LC3-associated phagocytosis: host defense and microbial response

Abstract

The innate immune system has evolved to recognize diverse microbes and destroy them. At the same time, microbial pathogens undermine immunity to cause disease. Here, we highlight recent advances in understanding an antimicrobial pathway called LC3-associated phagocytosis (LAP), which combines features of autophagy with phagocytosis. Upon phagocytosis, many microbes, including bacteria, fungi, and parasites, are sequestered in an LC3-positive, single-membrane bound compartment, a hallmark of LAP. LAP depends upon NADPH oxidase activity at the incipient phagosome and culminates in lysosomal trafficking and microbial degradation. Most often LAP is an effective host defense, but some pathogens evade LAP or replicate successfully in this microenvironment. Here, we review how LAP targets microbial pathogens and strategies pathogens employ to circumvent LAP.

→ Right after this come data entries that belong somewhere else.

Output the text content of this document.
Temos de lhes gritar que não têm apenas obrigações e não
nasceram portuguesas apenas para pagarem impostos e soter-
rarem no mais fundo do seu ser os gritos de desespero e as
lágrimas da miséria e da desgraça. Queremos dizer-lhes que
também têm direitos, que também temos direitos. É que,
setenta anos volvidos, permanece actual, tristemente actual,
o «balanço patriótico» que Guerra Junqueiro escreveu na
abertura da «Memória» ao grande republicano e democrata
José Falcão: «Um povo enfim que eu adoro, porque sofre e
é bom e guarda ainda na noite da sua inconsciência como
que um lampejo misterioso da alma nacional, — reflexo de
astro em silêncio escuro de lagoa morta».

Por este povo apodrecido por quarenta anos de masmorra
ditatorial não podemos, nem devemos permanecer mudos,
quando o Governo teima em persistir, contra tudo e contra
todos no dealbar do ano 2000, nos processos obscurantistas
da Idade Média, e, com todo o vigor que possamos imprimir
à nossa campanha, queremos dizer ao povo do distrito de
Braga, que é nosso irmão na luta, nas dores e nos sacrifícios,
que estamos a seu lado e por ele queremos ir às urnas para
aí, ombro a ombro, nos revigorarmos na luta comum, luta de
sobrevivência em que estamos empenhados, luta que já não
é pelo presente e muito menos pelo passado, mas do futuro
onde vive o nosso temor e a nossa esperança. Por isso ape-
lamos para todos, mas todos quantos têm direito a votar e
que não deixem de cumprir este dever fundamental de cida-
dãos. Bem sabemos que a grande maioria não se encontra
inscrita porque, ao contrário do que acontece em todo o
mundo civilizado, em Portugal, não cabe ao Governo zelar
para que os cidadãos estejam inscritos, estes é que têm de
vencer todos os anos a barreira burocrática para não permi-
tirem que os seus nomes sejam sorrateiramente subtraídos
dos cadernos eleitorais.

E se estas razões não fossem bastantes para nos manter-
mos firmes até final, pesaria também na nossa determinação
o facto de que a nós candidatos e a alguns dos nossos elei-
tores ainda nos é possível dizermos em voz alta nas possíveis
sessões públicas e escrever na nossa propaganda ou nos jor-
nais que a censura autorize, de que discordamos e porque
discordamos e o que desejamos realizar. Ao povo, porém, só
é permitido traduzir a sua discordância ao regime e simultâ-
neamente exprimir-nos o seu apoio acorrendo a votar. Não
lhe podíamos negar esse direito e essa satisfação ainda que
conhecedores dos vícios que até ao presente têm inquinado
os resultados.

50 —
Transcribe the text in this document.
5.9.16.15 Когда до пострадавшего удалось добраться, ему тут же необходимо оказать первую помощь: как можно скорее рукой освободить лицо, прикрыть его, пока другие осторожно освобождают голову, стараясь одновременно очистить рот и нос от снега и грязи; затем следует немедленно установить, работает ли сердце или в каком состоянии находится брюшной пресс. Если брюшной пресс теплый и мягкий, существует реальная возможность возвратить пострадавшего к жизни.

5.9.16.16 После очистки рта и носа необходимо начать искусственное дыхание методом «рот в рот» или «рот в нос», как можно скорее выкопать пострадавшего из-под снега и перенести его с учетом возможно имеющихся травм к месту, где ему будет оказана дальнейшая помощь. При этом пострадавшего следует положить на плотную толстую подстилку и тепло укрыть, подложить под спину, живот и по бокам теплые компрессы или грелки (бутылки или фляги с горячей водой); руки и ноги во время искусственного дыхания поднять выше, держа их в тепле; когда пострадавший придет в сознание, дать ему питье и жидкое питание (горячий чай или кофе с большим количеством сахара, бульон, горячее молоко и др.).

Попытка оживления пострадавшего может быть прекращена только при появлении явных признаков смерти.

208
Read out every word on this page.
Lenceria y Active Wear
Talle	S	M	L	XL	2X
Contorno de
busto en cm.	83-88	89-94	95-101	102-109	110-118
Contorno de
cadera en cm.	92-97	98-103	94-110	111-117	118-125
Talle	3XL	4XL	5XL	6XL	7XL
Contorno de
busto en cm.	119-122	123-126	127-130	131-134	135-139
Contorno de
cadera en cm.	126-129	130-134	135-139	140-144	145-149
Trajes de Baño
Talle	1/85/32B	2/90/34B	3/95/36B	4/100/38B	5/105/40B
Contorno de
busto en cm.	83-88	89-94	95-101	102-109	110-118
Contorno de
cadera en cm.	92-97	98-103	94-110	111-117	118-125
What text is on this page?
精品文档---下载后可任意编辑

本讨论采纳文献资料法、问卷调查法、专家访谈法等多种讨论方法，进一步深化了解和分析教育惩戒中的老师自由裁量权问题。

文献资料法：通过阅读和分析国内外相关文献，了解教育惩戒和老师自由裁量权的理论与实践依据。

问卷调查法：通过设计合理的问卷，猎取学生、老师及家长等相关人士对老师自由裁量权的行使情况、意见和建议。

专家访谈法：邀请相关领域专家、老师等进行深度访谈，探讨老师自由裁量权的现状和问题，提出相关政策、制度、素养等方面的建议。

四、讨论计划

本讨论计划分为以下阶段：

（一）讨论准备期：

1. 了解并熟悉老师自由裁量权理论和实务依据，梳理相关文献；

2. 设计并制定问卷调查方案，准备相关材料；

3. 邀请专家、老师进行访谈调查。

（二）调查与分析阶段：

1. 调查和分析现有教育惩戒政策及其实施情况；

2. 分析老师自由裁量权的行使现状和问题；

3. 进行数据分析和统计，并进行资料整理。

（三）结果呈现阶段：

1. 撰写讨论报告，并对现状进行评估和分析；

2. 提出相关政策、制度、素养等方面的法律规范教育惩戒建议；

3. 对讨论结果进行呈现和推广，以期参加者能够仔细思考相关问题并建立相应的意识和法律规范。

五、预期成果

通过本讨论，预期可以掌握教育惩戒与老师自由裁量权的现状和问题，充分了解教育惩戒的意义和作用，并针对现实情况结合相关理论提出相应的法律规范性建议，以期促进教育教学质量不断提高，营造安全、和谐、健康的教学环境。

Figure 1.. Xenophagy and LC3-associated phagocytosis

A. Xenophagy is a form of canonical autophagy, in which microbes are selectively captured into a double membrane autophagosome. When microbes disrupt the phagosomal membrane and gain access to the cytosol, damaged membrane remnants and bacterial surface proteins are ubiquitinated by host E3 ubiquitin ligases. Autophagy adaptors such as p62 and NDP52 bind ubiquitinated cargo and also LC3, thereby linking cargo to the emerging autophagosomal membrane. Damaged phagosomes also expose luminal glycans to the cytosol, which are recognized by cytosolic galectins, which also bind NDP52. Thus, autophagy adaptors target microbes and damaged phagosomes to the LC3-decorated double membrane compartment. Formation of this compartment requires the ULK1 pre-initiation complex (ULK1/2, FIP200, ATG13 and ATG101), which translocates from the cytoplasm to the endoplasmic reticulum. The ULK1 complex and the PI3KC (ATG14L, BECLN1, VPS15 and VPS34) promote autophagy initiation during xenophagy. The autophagosome fuses with lysosomes to degrade sequestered microbes. B. LAP is initiated on host phagocytes by engagement of surface receptors such as TLR2, DECTIN-1, FcγR and TIM4 by bacteria, fungi, immune complexes, and dead cells, respectively. The signaling cascade initiated upon receptor engagement results in recruitment and assembly of NADPH oxidase complex on incipient phagosomes, which is stabilized by RUBICON. RUBICON is also a component of the PI3KC (RUBICON, BECLN1, VPS15 and VPS34), which generates PI3P. PI3P binds the p40^phox subunit of the NADPH oxidase and is required for LAP. NADPH oxidase generates ROS, which is required for recruitment of the LC3 conjugation machinery to the phagosome. LC3 becomes lipidated and decorates the single-membrane structure referred as a LAPosome, which undergoes fusion with lysosomes to degrade phagocytosed cargo.

Figure 2.. Role of calcium signaling and lipid second messengers in LAP

Studies of LAP in the context of Aspergillus, Salmonella, and Listeria infection have revealed the importance of calcium signaling and lipid second messengers. Melanin in the cell wall of A. fumigatus dormant conidia sequesters intra-phagosomal calcium. Upon germination, melanin is shed from the conidial cell surface, leading to calcium flux from the lumen to the cytosol, which activates CaM/CAMKII signaling that regulates recruitment of downstream PI3KC and NADPH oxidase assembly. Listeria engagement of the Mac-1 receptor activates acid sphingomyelinase (ASMase), which converts sphingomyelin into ceramide and phosphorylcholine. Ceramide-enriched membrane platforms promote NADPH oxidase assembly and activation, resulting in ROS generation. Phosphorylcholine can be converted to DAG by the sequential action of Phospholipase D and Phosphatidic acid phosphatase. DAG activates PKCδ, which promotes activation of NADPH oxidase via phosphorylation of p47 ^phox subunit.